Berlusconi contro Big Tech, un rapporto odi et amo

Ma la famiglia Berlusconi – non solo in quante persone fisiche, ma come aziende – ha intrecciato i propri affari e scontri dialettici contro le aziende Big Tech. A guidare questa carovana è stato Pier Silvio Berlusconi (amministratore delegato di Mediaset) che in più occasioni non ha utilizzato mezzi termini per parlare del peso e dell’impatto delle piattaforme gestite da questi colossi. Per esempio, in un’intervista al Corriere della Sera del dicembre del 2020, espresse un giudizio molto pungente nei confronti della piattaforma in streaming più utilizzata in Italia:

«Loro non raccolgono pubblicità, hanno un modello di business diverso da quello di noi editori classici. Li vediamo come complementari. Con la loro offerta toglieranno certamente un po’ di attenzione ai giornali, alle tv, ai libri. Ma la tv generalista serve piatti caldi da consumare in diretta. Loro sono una dispensa con prodotti preconfezionati, sempre disponibili». 
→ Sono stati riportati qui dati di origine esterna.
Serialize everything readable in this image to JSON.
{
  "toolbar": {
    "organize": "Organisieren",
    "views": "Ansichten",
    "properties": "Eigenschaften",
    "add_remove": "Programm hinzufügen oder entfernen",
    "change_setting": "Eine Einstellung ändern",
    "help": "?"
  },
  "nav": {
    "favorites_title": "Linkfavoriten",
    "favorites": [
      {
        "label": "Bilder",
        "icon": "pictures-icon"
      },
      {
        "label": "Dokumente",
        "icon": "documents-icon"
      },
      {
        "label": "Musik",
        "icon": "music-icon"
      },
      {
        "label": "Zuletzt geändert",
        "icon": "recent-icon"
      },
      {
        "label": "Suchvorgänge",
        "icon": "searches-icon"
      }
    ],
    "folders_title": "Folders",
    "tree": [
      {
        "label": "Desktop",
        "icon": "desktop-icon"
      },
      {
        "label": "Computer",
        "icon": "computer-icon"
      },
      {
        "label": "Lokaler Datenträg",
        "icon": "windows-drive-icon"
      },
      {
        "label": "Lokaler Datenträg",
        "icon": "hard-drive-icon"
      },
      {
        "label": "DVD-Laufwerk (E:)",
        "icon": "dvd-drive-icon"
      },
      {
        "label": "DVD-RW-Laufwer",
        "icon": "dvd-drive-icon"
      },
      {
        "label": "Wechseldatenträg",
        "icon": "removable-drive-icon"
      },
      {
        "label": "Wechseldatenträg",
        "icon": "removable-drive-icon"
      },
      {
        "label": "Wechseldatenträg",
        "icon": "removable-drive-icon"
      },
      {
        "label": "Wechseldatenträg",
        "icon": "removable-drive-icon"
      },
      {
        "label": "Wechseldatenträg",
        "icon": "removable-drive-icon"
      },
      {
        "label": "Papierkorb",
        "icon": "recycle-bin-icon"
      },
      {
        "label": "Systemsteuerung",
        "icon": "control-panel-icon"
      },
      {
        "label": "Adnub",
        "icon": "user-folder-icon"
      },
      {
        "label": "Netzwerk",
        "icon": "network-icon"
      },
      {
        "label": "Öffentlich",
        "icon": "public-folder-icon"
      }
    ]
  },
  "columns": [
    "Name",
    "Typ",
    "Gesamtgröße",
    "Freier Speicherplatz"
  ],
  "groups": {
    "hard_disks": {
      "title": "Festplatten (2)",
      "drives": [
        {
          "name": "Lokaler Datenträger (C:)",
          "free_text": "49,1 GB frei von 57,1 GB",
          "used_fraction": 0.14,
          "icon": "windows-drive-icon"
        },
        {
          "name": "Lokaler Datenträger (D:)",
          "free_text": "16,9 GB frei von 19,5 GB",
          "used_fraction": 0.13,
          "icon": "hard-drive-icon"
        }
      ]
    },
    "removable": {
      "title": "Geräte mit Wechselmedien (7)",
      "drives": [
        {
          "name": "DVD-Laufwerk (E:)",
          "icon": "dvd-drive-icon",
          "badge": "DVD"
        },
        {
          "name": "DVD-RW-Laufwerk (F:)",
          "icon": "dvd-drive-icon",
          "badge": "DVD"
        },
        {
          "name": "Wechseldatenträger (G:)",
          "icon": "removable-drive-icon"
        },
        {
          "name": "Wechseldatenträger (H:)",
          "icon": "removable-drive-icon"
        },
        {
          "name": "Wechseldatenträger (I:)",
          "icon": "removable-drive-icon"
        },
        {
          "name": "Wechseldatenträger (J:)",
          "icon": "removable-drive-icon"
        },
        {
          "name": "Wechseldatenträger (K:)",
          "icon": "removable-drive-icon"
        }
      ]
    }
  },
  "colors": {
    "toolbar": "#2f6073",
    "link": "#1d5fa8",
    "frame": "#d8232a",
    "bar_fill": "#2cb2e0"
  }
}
Quel “loro” è un riferimento a Netflix. E solo qualche mese prima, la stessa Mediaset si accordò con la nota piattaforma di streaming per la realizzazione di sette film italiani. Ma non c’è solo questo, perché quando si parla dei Berlusconi contro Big Tech non si può non fare riferimento alle più recenti dichiarazioni fatte su queste aziende. Si trattava di consigli all’esecutivo che si era appena formato. Quell’esecutivo guidato da Giorgia Meloni con il sostegno della Lega e Forza Italia (partito guidato dal padre):

«Il nuovo governo si trova in una situazione complicatissima e non posso dare consigli. Ma più che avvantaggiare noi si dovrebbe farci almeno lavorare con parità di condizioni rispetto ai Big Tech, che oggi ad esempio hanno un livello di tasse ben diverso dal nostro. Non essere avvantaggiati, ma almeno non svantaggiati rispetto a questi che sono dei mostri».

Il riferimento è, in particolare, ai licenziamenti di massa fatti dalle principali aziende del settore tech (da Amazon a Google, passando per Meta e Twitter).

L’accordo con Meta sulla pirateria

E il rapporto di amore e “odio” tra la famiglia Berlusconi e Big Tech ha aggiunto una nuova tacca – questa volta in direzione dell’accordo – a questa storia nel marzo scorso. Mediaset e Meta, infatti, hanno raggiunto un’intesa per contrastare le violazioni del diritto d’autore. Un patto che era stato descritto così da Gina Nieri, direttrice affari istituzionali Mediaset e vice presidente di RTI:

«L’accordo con Meta dimostra che, se le piattaforme collaborano per impedire atti di pirateria, è possibile trovare soluzioni foriere di crescita e di creazione di valore per tutta la filiera. Auspichiamo che la Commissione europea trovi strumenti utili ad arginare la pirateria dei contenuti live o di equivalente valore economico. Siamo fiduciosi di proseguire anche su questo la fattiva collaborazione con Meta». 

A tutto questo si aggiunge quel polo europeo della tv, un vecchio obiettivo che di tanto in tanto ritorna in auge.